Il giornale fa causa a ChatGPT per violazione di copyright, non per luddismo 

A due settimane dall’accordo con cui il gruppo editoriale Axel Springer ha stretto un’alleanza con OpenAI, il New York Times ha preso una decisione del tutto opposta, denunciando sia OpenAI sia Microsoft per l’utilizzo non autorizzato dei suoi articoli e contenuti. Violazione di copyright, quindi: proprio quell’elefante nella stanza che molti nella Silicon Valley stanno cercando di evitare da un anno, e che divide pubblico e addetti ai lavori. Perché la magia di ChatGPT e altre intelligenze artificiali generative possa avvenire, questi sistemi devono analizzare enormi quantità di dati, in un processo di allenamento. Ma dati, contenuti, immagini e parole che hanno reso le IA in grado di scrivere e disegnare sulla base di qualche input arrivano da ovunque nel web: libri, archivi digitali, social network, siti e articoli di giornale. Secondo il New York Times, però, milioni di suoi articoli sarebbero stati usati per allenare chatbot che ora sono in competizione col giornale. E con i media tutti. 

    

La discussione è appena iniziata, e dalla causa New York Times vs ChatGPT interesseranno tutti, anche molti artisti e disegnatori, che da tempo accusano servizi IA di “copiarli”. Ma non c’è ancora consenso attorno a queste pratiche: le macchine sono davvero in grado di copiare o si limitano a prendere ispirazione? Nel giornalismo, sono semplici compilatori o sono in grado di dare notizie?
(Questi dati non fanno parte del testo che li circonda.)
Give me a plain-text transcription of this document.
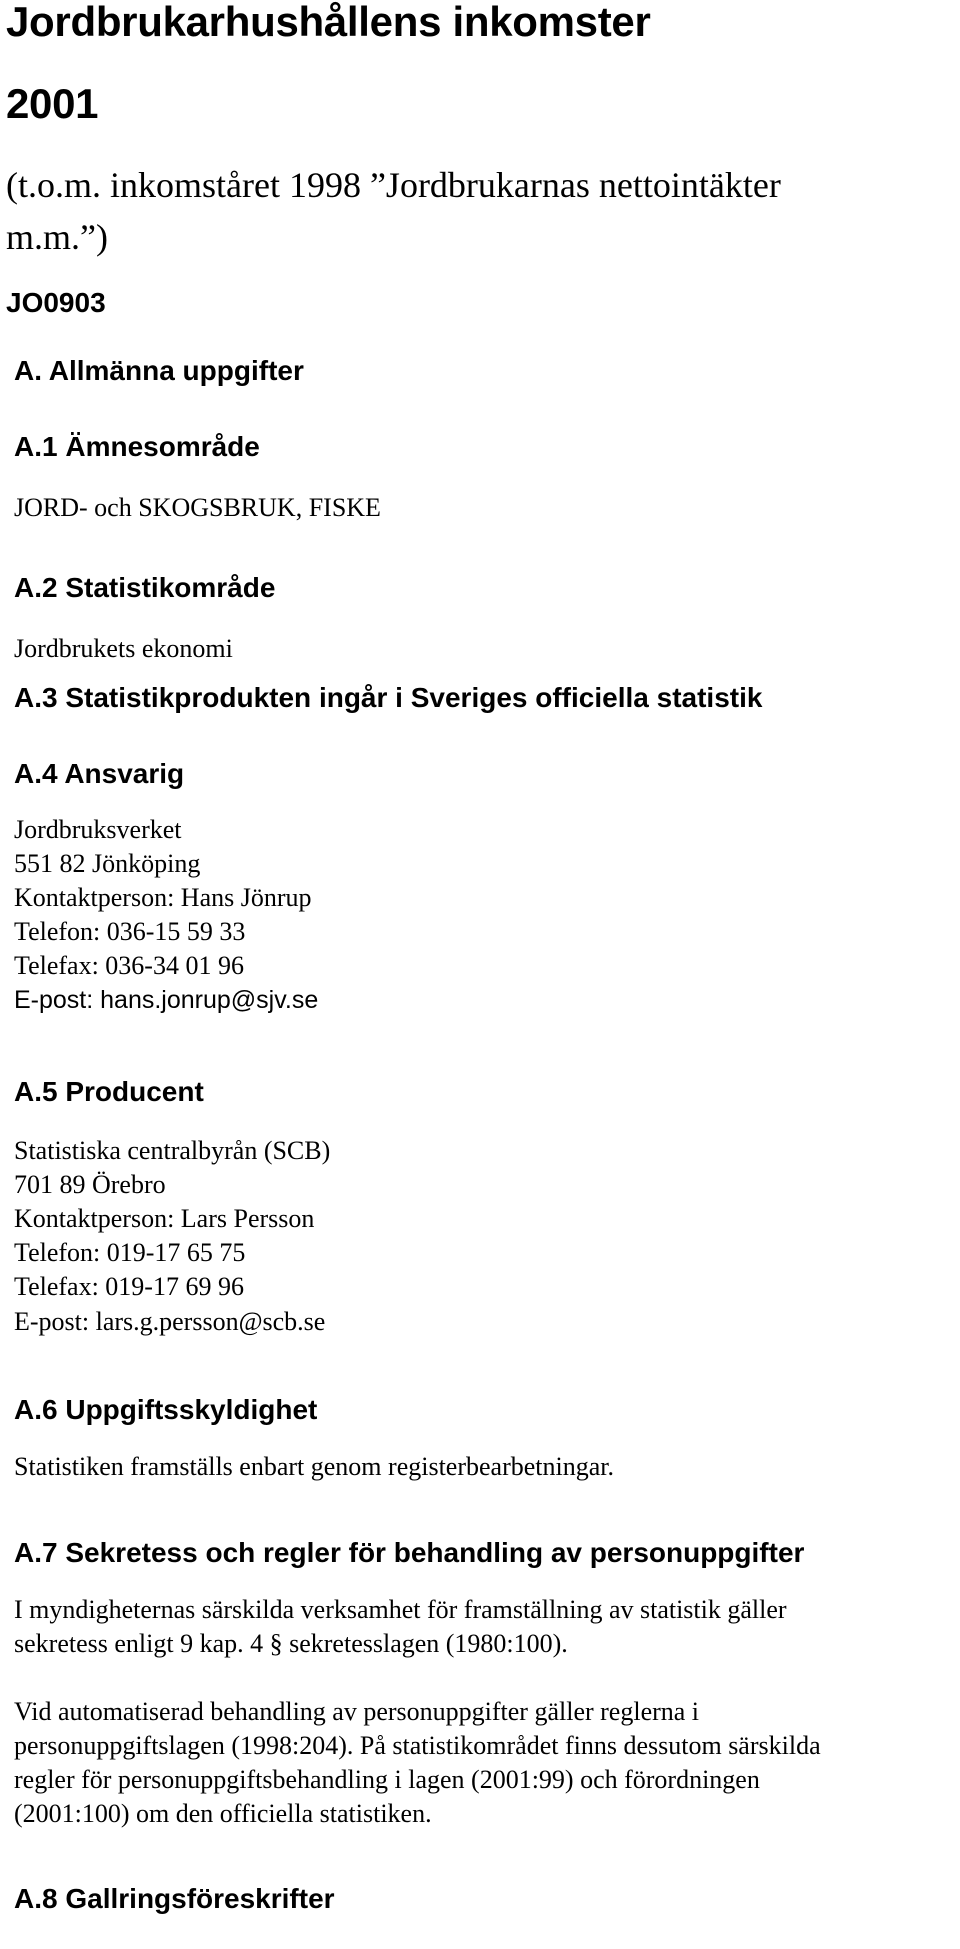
Jordbrukarhushållens inkomster
2001
(t.o.m. inkomståret 1998 ”Jordbrukarnas nettointäkter
m.m.”)
JO0903
A. Allmänna uppgifter
A.1 Ämnesområde
JORD- och SKOGSBRUK, FISKE
A.2 Statistikområde
Jordbrukets ekonomi
A.3 Statistikprodukten ingår i Sveriges officiella statistik
A.4 Ansvarig
Jordbruksverket
551 82 Jönköping
Kontaktperson: Hans Jönrup
Telefon: 036-15 59 33
Telefax: 036-34 01 96
E-post: hans.jonrup@sjv.se
A.5 Producent
Statistiska centralbyrån (SCB)
701 89 Örebro
Kontaktperson: Lars Persson
Telefon: 019-17 65 75
Telefax: 019-17 69 96
E-post: lars.g.persson@scb.se
A.6 Uppgiftsskyldighet
Statistiken framställs enbart genom registerbearbetningar.
A.7 Sekretess och regler för behandling av personuppgifter
I myndigheternas särskilda verksamhet för framställning av statistik gäller
sekretess enligt 9 kap. 4 § sekretesslagen (1980:100).
Vid automatiserad behandling av personuppgifter gäller reglerna i
personuppgiftslagen (1998:204). På statistikområdet finns dessutom särskilda
regler för personuppgiftsbehandling i lagen (2001:99) och förordningen
(2001:100) om den officiella statistiken.
A.8 Gallringsföreskrifter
Si direbbe che un pezzo di Silicon Valley abbia già deciso la risposta: a16z, tra i principali fondi d’investimenti del settore, ha detto chiaramente che “imporre il costo vero o potenziale del diritto d’autore sui creatori dei modelli di IA significa uccidere o limitarne seriamente lo sviluppo”.

 

Ma pochi giorni prima dell’annuncio della causa, il New York Times aveva assunto un “direttore delle iniziative legate alle IA”, Zach Seward, a conferma del fatto che lo sviluppo di questi sistemi interessa a tutti: grandi aziende, social network, editori. E che non tutti gli editori sono disposti a delegarlo a una singola azienda. Il New York Times, a quanto pare, vuole fare da sé.